It'd be one thing if the manufacturers of these staticky sound tunnels just sold them for change. You could get a cheap, flashy pair of off-brand earbuds for a few dollars when you're in a pinch. But I've seen these things retailing for 30, 40, 50 dollars. They bring the same sound quality as the foam-coated wraparounds that came free with your cassette walkman in '92. The only difference is that they're much less comfortable and also look like green M&Ms.
I mean, I understand where the niche arose. Once portable music players actually started looking cool and not just like drab gray frisbees, electronics manufacturers figured they could capitalize on cute, trendy headsets. Even companies that had never sautered two wires together started jumping in. You'd see Swarovski crystal earbuds, Ed Hardy cup phones. They were ugly, expensive, and of shamefully low fidelity, but presumably they sold. Because fashion accessories will sell for too much every time, and headphones had become fashion accessories instead of just a way to drown out the public world.
I guess I just thought that people would figure it out one day. That they'd listen in and realize they'd been duped. They'd stop with the painful neon earbuds and drop the same cash on a nice pair of Audio Technicas that would not only make music sound the way it's supposed to sound, they would also ultimately look far classier than the little desperate trend-clingers.
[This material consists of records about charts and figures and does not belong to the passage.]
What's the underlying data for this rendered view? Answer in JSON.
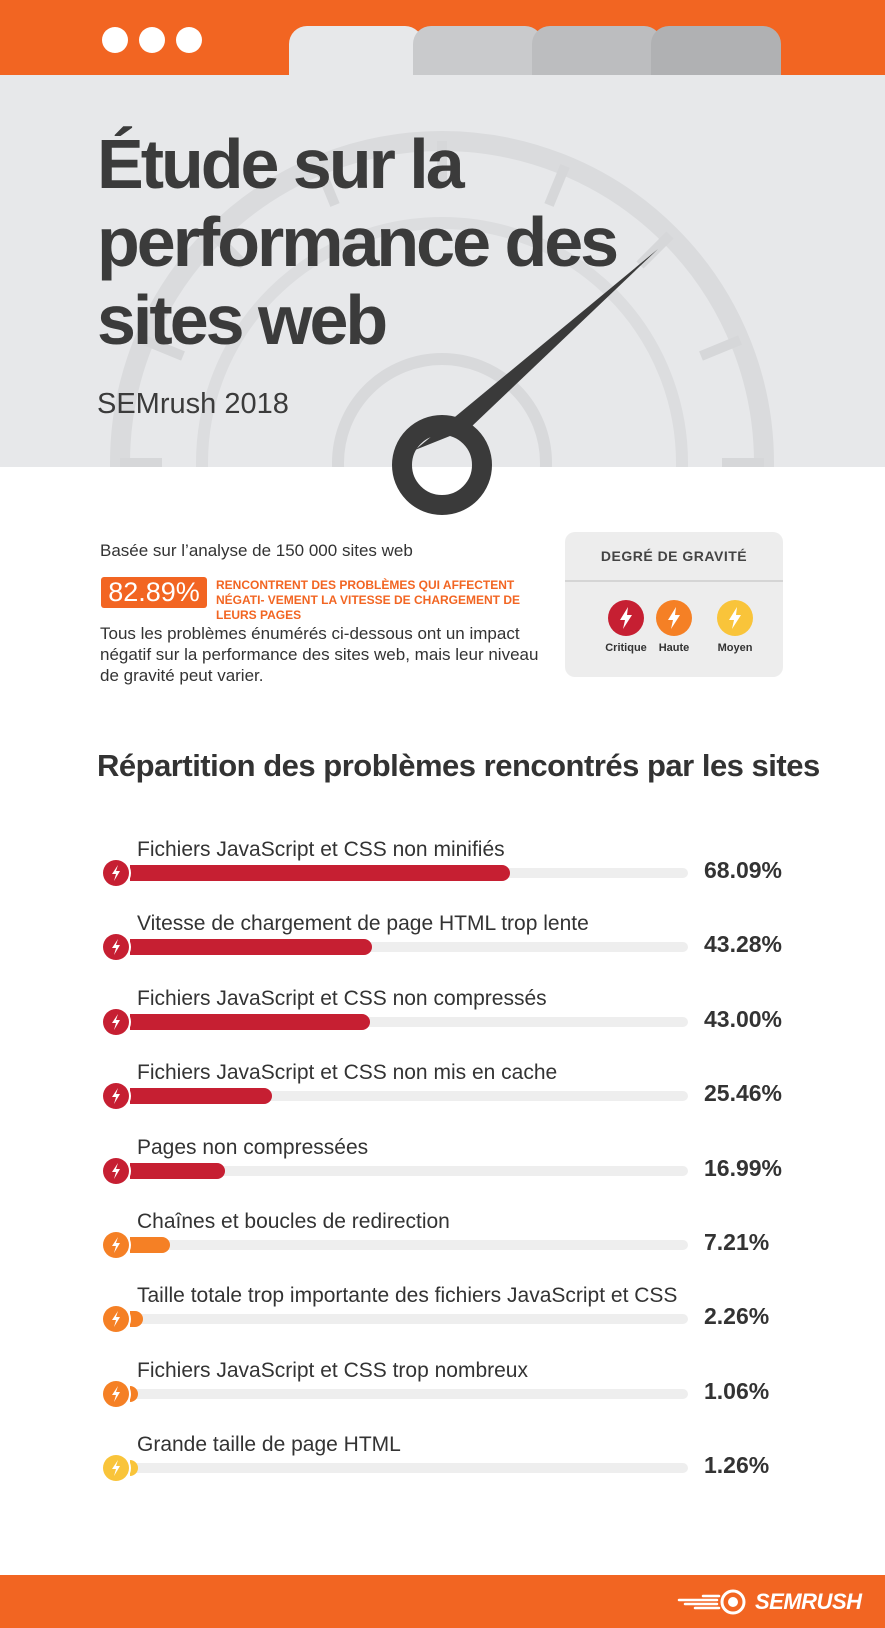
{
  "colors": {
    "brand": "#f26522",
    "critique": "#c61f32",
    "haute": "#f58025",
    "moyen": "#f9c43a"
  },
  "header": {
    "title": "Étude sur la performance des sites web",
    "subtitle": "SEMrush 2018"
  },
  "intro": {
    "basis": "Basée sur l’analyse de 150 000 sites web",
    "stat_value": "82.89%",
    "stat_text": "RENCONTRENT DES PROBLÈMES QUI AFFECTENT NÉGATI- VEMENT LA VITESSE DE CHARGEMENT DE LEURS PAGES",
    "description": "Tous les problèmes énumérés ci-dessous ont un impact négatif sur la performance des sites web, mais leur niveau de gravité peut varier."
  },
  "legend": {
    "title": "DEGRÉ DE GRAVITÉ",
    "items": [
      {
        "label": "Critique",
        "icon": "lightning-icon",
        "color": "#c61f32"
      },
      {
        "label": "Haute",
        "icon": "lightning-icon",
        "color": "#f58025"
      },
      {
        "label": "Moyen",
        "icon": "lightning-icon",
        "color": "#f9c43a"
      }
    ]
  },
  "chart_data": {
    "type": "bar",
    "title": "Répartition des problèmes rencontrés par les sites",
    "orientation": "horizontal",
    "xlim": [
      0,
      100
    ],
    "categories": [
      "Fichiers JavaScript et CSS non minifiés",
      "Vitesse de chargement de page HTML trop lente",
      "Fichiers JavaScript et CSS non compressés",
      "Fichiers JavaScript et CSS non mis en cache",
      "Pages non compressées",
      "Chaînes et boucles de redirection",
      "Taille totale trop importante des fichiers JavaScript et CSS",
      "Fichiers JavaScript et CSS trop nombreux",
      "Grande taille de page HTML"
    ],
    "values": [
      68.09,
      43.28,
      43.0,
      25.46,
      16.99,
      7.21,
      2.26,
      1.06,
      1.26
    ],
    "value_labels": [
      "68.09%",
      "43.28%",
      "43.00%",
      "25.46%",
      "16.99%",
      "7.21%",
      "2.26%",
      "1.06%",
      "1.26%"
    ],
    "severity": [
      "Critique",
      "Critique",
      "Critique",
      "Critique",
      "Critique",
      "Haute",
      "Haute",
      "Haute",
      "Moyen"
    ]
  },
  "footer": {
    "logo": "SEMRUSH"
  }
}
To be honest, I'm not sure if I've ever even seen a pair of Skull Candy earbuds worn in public. They're pretty recognizable and yet most people I see around with tunes plugged into their head tend to go off-brand. Yet the awful novelty buds are still sold everywhere. Are people just buying them as gifts, letting them sit unused in a closet for all eternity? Where is the market demand? Why are these still around? Can we kill them already?